12 Герой этот, вне всяких сомнений, является alter ego самого автора,
резонером, излагающим выработанную им доктрину.
13 Сначала Бордаков опубликовал небольшой отрывок из них в «Известиях
Южно-русской областной Земской Переселенческой организации» (Полтава, 1912), и
только спустя два года, в 1914 году, они увидели свет целиком в журнале «Юная
Россия».
14 Православный благовестник. 1909. Т. 2, № 18, сент. Кн. 2. С. 255–265; №
19, окт. Кн. 1. С. 301–315.
15 Ляхоцкий П. Из дневника (за 1895 г.) гольдского миссионера Камчатской
миссии // Православный благовестник. М., 1896. Т. 3. № 18. Кн. 2. С. 77-82; №
19. Кн. 1. С. 139–143; № 20. Кн. 2. С. 171–180; Арсеньев В.К. Орочи (орочоны).
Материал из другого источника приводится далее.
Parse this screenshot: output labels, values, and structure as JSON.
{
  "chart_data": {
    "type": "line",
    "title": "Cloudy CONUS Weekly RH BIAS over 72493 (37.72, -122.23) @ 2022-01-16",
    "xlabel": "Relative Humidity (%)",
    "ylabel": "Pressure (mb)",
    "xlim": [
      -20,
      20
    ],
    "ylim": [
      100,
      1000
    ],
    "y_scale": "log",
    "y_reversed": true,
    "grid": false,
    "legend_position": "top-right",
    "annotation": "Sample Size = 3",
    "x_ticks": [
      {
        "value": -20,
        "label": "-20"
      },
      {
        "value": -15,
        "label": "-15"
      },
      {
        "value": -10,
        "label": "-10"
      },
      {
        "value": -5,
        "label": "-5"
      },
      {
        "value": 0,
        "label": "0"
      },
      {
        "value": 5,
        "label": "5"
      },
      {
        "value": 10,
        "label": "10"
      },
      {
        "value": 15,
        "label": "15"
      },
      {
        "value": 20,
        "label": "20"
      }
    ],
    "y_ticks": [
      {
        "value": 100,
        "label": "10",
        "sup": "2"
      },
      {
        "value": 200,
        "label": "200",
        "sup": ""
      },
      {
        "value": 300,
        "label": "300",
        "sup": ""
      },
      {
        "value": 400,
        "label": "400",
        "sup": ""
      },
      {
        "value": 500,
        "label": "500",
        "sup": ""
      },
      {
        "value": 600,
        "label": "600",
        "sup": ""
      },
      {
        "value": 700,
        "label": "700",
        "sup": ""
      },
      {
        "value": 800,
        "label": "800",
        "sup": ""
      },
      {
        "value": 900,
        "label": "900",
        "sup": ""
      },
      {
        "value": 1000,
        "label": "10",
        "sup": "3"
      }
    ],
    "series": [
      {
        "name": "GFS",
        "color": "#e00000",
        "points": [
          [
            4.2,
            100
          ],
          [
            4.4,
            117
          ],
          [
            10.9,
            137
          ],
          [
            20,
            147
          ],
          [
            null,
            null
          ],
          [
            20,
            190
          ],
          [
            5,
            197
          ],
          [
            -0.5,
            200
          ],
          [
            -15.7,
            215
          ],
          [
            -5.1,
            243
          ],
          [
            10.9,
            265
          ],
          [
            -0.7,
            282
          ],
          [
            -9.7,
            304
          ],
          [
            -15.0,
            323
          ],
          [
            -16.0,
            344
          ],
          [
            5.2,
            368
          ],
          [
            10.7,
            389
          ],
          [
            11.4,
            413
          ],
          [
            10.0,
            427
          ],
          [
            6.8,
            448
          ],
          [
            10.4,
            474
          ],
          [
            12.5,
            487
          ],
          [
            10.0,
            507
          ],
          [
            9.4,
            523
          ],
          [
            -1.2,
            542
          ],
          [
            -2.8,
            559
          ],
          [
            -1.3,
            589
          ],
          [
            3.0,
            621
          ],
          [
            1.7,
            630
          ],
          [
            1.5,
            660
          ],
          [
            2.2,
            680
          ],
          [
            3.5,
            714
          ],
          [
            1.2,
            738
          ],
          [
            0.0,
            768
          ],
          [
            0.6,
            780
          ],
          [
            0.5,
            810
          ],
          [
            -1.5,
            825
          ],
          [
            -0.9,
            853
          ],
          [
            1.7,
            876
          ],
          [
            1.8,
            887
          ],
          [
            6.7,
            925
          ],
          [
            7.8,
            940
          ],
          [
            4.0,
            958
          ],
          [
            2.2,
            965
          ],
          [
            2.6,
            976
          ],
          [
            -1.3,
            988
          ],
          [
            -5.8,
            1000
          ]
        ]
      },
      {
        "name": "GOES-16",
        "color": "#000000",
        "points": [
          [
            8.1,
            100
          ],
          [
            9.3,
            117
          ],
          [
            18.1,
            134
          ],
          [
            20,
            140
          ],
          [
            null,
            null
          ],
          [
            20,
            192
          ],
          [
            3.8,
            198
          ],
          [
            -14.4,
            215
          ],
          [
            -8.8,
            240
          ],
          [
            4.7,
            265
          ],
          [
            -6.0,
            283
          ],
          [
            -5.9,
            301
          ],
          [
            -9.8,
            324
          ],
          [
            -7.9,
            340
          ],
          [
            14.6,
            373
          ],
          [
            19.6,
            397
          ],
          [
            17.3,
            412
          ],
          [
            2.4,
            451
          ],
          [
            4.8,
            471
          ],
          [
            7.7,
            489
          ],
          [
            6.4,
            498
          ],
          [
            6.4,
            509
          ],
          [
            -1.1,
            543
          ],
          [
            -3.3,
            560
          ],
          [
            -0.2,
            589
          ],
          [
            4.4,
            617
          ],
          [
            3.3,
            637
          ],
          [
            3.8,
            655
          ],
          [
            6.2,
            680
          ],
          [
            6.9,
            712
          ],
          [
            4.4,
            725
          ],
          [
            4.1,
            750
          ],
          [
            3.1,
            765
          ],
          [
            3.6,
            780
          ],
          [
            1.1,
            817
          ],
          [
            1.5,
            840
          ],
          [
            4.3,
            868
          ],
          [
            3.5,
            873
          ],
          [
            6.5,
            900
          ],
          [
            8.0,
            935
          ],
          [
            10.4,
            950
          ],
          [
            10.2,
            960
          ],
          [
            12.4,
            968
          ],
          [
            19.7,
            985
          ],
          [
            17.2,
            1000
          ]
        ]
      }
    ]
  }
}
Из путевого дневника // Православный благовестник. 1909. № 17. С. 209-218 (в
конце этой публикации было анонсировано продолжение, но оно так и не
появилось). Попутно отметим, что последняя статья является перепечаткой ряда
путевых писем Арсеньева, выходивших в хабаровской газете «Приамурье» с 1908 по
1912 гг. К сожалению, редакция «Православного благовестника» не сочла нужным
указать, какие именно номера «Приамурья» были ею использованы. Но если мы
сопоставим статью «Орочи» с книгой «Жизнь и приключения в тайге» (1957),
составленной М.К. Азадовским по материалам корреспонденций Арсеньева в
«Приамурье», то увидим, что она соответствует главам XVII—XIX указанного
произведения. Наконец, благодаря комментариям М.К. Азадовского, становится
ясно, какие именно номера «Приамурья» воспроизвела редакция «Православного
благовестника» под видом отдельной статьи: № 835 от 28 мая 1909 г.; № 838 от 31
мая 1909 г.; № 841 от 4 июня 1909 г. Само название «Орочи (орочоны). Из
путевого дневника» дано, по всей видимости, не Арсеньевым, а опять же редакцией
«Православного благовестника». Не исключено, что, как и в случае с рассказом
Бордакова, Арсеньев ничего не знал об этой публикации, которая, кстати,
впоследствии не войдет и в список трудов Арсеньева, сделанный А.И. Тарасовой
(видимо, по причинам идеологического характера).
16 Это не единственное, что Бордаков «импортировал» из этнографического
труда Шимкевича. Так, и птица Коори, «уродливого вида <…>, с длинной,
как у журавля, шеей и с обросшим козульей шкурой туловищем», и бурхан Буччу «с
кривой ногой и обтянутыми козульей шкурой крыльями» подробностями своего внешнего
облика обязаны описанию шаманских помощников у Шимкевича: «Птица коори по виду
напоминает журавля; делается из дерева, которое, кроме головы, обтягивается
летнею козульею, рыжего цвета, шкурою. Буччу представляет из себя изображение
человека на одной кривой ноге, с крыльями; делается буччу из дерева; туловище и
крылья обтягиваются также козульей шкурой».